Unicornization of Robotic Process Automation (RPA)- By Rohit Garg

For the last two years, I have been speaking at conferences about Robotic Process Automation (RPA) and the interest levels continue to grow – the RPA market is gaining attention from professionals and investors alike.

What do we know about the evolution of RPA? Despite humble beginnings, how did RPA become such a spectacular global success? Let’s take a quick look.


2011: Switching their branding from Thethys Solutions to Automation Anywhere, a US-based IT product company shifted focus from software testing automation (legacy products: Testing Anywhere, Workspace Macro, Launch-n-Go etc.) to Business Process Automation

2012: A UK-based IT product firm, Blue Prism (revenue at £2.5 mn) coined the term “Robotic Automation”. It denoted a new capability to their workflow product which could automate rules-based processes in the back-office. This was positioned as a threat to traditional low-cost outsourcing.

2013: IBM Watson ventured into cancer treatment with its first commercial implementation at Memorial Sloan Kettering Cancer Center, New York City. This was a major step in augmenting human efforts with Artificial Intelligence (AI). The year also saw Gartner featuring Blue Prism as a key automation vendor of business process services.

2014: Research firms predicted massive job losses in the coming years due to advances in Artificial Intelligence. Back-office jobs were estimated to have 80% automation vulnerability, as most of their work content was related to collecting/processing data.

2015: With ‘Digital Transformation’ offered as a service, consulting firms advised CXOs to invest in Artificial Intelligence (AI) to counter the threat from digital companies. ‘Chief Digital Officer (CDO)’ was added as a new CXO designation.

2016: Blue Prism filed for IPO (valued at £48.5 mn). In the next 9 months, the stock surged to 4X. OpenSpan (a RPA product company) was acquired by Pegasystems for $52 mn, gaining massive attention from research firms and media houses.

RPA was added to ‘Digital Transformation’ as an AI product. Consulting firms earned both advising revenue and sales commission from RPA vendors.

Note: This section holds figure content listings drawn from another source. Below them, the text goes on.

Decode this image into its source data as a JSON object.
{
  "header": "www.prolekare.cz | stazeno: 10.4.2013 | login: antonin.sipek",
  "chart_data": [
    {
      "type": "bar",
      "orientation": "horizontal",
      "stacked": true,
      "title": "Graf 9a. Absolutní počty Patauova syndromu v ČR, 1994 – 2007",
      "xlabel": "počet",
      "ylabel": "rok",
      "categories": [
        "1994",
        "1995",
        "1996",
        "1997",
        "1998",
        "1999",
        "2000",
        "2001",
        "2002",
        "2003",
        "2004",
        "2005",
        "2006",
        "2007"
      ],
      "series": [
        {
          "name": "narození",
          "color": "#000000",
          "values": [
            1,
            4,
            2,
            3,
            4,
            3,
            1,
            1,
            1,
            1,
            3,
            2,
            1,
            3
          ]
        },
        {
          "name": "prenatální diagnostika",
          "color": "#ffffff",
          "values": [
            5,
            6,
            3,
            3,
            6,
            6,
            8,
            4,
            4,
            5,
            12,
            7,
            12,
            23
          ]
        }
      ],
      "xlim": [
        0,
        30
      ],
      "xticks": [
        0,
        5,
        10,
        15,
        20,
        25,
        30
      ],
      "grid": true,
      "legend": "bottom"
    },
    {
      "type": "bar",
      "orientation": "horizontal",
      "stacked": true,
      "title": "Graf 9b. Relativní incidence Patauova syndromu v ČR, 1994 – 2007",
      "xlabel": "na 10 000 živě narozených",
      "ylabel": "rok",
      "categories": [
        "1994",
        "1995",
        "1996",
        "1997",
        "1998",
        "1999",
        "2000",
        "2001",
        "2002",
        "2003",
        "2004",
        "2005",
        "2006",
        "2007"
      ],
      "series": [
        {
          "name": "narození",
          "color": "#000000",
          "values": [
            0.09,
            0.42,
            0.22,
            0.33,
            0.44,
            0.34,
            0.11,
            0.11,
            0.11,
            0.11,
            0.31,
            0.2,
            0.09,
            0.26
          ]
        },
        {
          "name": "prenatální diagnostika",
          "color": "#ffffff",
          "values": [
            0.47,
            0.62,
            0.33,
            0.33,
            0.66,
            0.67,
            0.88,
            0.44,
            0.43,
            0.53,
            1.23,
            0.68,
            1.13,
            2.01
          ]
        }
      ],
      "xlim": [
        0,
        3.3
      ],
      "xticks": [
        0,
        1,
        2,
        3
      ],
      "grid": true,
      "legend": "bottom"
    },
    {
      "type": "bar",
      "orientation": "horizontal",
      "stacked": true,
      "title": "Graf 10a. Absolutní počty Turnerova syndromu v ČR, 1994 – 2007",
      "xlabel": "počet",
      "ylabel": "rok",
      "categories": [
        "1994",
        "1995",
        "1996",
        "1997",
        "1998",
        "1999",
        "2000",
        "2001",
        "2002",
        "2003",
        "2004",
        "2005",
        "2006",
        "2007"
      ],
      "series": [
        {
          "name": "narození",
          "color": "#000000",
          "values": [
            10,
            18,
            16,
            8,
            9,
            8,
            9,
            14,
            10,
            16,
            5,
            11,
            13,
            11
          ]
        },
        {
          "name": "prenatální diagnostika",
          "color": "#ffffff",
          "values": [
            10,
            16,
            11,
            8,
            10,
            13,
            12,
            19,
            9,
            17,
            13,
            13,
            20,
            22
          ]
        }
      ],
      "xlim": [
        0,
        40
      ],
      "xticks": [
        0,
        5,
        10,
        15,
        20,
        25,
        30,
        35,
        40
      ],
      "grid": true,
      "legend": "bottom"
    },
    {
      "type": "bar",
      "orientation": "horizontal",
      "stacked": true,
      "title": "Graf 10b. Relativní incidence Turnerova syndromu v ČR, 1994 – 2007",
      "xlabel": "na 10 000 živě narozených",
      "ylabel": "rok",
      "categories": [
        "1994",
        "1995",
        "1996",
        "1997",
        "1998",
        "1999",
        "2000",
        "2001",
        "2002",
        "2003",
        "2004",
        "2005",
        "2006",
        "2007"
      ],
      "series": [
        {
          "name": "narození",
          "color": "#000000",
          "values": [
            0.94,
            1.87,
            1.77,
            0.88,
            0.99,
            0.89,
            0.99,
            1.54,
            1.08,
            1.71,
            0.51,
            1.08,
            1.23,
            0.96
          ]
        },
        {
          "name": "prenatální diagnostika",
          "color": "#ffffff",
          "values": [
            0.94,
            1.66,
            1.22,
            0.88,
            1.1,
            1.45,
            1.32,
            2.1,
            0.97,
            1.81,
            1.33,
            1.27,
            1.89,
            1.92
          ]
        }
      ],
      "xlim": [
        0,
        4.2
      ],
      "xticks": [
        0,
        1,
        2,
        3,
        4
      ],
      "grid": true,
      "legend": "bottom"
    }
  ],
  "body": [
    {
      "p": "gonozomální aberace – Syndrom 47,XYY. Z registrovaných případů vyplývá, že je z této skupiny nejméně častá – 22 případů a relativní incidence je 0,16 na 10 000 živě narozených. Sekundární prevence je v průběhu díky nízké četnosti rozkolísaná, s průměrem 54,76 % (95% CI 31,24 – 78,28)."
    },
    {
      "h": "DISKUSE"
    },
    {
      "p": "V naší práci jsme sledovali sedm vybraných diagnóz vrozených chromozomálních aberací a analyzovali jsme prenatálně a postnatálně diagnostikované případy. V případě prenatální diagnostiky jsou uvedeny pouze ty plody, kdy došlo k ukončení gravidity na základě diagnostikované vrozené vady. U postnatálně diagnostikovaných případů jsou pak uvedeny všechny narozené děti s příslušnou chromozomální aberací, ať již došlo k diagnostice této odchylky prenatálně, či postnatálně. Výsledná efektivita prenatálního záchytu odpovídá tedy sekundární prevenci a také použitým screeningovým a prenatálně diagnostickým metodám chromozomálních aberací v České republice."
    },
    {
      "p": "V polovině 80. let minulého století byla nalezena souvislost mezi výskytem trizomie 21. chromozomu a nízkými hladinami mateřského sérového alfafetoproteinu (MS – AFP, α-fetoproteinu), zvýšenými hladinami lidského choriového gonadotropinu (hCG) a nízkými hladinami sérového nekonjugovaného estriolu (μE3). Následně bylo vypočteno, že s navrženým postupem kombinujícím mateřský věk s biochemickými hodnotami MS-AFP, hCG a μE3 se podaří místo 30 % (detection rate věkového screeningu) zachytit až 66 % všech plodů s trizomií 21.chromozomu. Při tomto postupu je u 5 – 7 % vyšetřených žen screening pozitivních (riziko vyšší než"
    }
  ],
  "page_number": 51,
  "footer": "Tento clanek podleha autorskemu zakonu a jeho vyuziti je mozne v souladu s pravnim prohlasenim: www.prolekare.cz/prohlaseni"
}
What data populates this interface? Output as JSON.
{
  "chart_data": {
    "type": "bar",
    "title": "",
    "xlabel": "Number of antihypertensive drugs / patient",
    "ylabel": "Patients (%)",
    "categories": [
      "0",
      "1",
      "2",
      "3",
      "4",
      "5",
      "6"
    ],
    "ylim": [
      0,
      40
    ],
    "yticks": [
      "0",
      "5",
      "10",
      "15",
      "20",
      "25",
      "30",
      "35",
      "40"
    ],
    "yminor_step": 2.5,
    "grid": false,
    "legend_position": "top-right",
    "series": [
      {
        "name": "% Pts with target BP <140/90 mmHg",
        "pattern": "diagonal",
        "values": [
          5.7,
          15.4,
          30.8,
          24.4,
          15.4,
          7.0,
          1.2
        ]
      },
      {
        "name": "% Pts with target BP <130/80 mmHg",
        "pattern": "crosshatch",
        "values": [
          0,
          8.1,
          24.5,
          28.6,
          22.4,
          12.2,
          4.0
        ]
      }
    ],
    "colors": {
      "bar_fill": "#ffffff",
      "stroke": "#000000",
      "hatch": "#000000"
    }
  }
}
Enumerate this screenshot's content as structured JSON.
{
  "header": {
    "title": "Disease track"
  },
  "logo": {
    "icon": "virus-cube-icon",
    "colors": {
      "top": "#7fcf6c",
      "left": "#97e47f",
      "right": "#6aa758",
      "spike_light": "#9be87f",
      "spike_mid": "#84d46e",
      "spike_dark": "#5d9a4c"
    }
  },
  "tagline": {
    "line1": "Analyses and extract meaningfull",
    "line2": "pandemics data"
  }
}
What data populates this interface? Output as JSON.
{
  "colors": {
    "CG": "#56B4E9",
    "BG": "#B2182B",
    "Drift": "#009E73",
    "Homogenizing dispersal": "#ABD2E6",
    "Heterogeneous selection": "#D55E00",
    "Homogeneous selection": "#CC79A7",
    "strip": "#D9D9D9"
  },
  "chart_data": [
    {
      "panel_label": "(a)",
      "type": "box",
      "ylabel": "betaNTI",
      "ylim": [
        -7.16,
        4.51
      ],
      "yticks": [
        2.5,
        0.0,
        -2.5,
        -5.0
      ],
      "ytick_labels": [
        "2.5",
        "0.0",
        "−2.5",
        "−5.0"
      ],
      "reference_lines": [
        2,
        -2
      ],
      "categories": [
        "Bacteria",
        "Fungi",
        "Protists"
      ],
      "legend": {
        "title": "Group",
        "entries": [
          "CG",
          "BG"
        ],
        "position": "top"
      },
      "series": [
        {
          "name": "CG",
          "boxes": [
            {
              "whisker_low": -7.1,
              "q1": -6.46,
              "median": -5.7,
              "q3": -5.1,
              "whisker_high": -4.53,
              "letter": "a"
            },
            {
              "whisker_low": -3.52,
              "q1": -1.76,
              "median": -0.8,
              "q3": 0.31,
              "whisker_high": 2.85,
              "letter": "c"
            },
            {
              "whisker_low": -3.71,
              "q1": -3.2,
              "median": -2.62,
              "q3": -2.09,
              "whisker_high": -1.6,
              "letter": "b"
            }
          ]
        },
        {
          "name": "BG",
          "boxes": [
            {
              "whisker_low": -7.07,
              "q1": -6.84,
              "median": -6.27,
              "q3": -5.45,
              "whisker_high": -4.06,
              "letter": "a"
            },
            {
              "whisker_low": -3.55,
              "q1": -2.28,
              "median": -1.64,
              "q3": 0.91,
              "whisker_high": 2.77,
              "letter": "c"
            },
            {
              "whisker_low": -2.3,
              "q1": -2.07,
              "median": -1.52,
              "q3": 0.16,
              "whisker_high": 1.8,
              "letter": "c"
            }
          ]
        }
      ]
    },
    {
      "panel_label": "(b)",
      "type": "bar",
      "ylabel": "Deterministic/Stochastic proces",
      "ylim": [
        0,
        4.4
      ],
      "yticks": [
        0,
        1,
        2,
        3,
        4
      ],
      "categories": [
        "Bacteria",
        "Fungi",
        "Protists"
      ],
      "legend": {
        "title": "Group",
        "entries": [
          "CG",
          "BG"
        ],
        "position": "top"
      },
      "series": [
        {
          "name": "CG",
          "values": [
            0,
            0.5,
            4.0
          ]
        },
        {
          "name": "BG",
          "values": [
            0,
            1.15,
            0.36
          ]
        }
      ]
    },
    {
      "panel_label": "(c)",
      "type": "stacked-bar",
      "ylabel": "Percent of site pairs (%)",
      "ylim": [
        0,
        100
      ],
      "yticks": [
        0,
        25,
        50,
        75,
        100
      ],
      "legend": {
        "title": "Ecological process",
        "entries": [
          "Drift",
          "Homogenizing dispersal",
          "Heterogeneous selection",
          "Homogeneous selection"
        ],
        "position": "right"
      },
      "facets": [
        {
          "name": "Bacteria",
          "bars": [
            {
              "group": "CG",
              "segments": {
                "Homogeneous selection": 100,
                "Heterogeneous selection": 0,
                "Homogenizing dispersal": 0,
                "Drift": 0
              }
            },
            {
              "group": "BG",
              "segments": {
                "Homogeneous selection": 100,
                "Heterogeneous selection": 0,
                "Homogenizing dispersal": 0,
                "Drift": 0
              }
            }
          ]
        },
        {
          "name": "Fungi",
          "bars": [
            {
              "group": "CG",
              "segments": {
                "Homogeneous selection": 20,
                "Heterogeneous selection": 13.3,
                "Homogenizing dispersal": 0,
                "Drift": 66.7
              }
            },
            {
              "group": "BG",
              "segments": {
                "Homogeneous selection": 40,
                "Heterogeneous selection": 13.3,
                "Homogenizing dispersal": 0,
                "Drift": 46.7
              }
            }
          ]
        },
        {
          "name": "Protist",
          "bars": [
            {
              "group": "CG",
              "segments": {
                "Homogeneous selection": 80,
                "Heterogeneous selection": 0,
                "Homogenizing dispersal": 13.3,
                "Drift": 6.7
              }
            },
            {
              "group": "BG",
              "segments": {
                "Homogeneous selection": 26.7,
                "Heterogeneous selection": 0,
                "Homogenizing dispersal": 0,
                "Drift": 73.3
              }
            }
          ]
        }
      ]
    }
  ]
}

In just a few months, companies could start their digital journey through an RPA product by forming a digital center of excellence and evaluating proof of concepts.

2017: Most IT/TES services companies became deeply involved and RPA become a hygiene factor. Some companies even developed their in-house RPA products. A company’s digital capabilities began being measured by the number of RPA bots (running licenses) it deploys.

Struggling to manage sales demand, main RPA vendors increased the threshold to include a customer with a minimum annual spend of above $100K, thus creating space for smaller, newer players.

By August 2017, the market cap of Blue Prism crossed $1 bn and the first RPA unicorn was born.

2018: UiPath shifted headquarters from Romania to USA. In March 2018, they were valued at $1.1 bn and in September at $3 bn.

Automation Anywhere was valued at $1.8 bn in June and $2.6 bn in November and added offices outside USA.

Blue Prism expanded further in USA and Asia, with its market cap peaking at $2.4 bn in September.

What’s in the bot store?

There are few negative reviews on RPA capabilities, ROI and valuation. Still product companies, servicing companies and consulting firms continue to demonstrate YOY increase (some by 8X) in revenue on RPA services.

RPA skills are still very much in great demand as the industry continues to grow beyond anyone expectation. The research firms are being compelled to frequently revise RPA industry revenue forecast upwards e.g. 2019 revenue was estimated at $0.8bn on June 2017, revised to $1.3bn after 6 months and further revised to $2.3bn after 11 months.

Author: Rohit Garg

Disclaimer: These opinions are the author’s own and do not necessarily reflect the views of his current and/or previous organizations.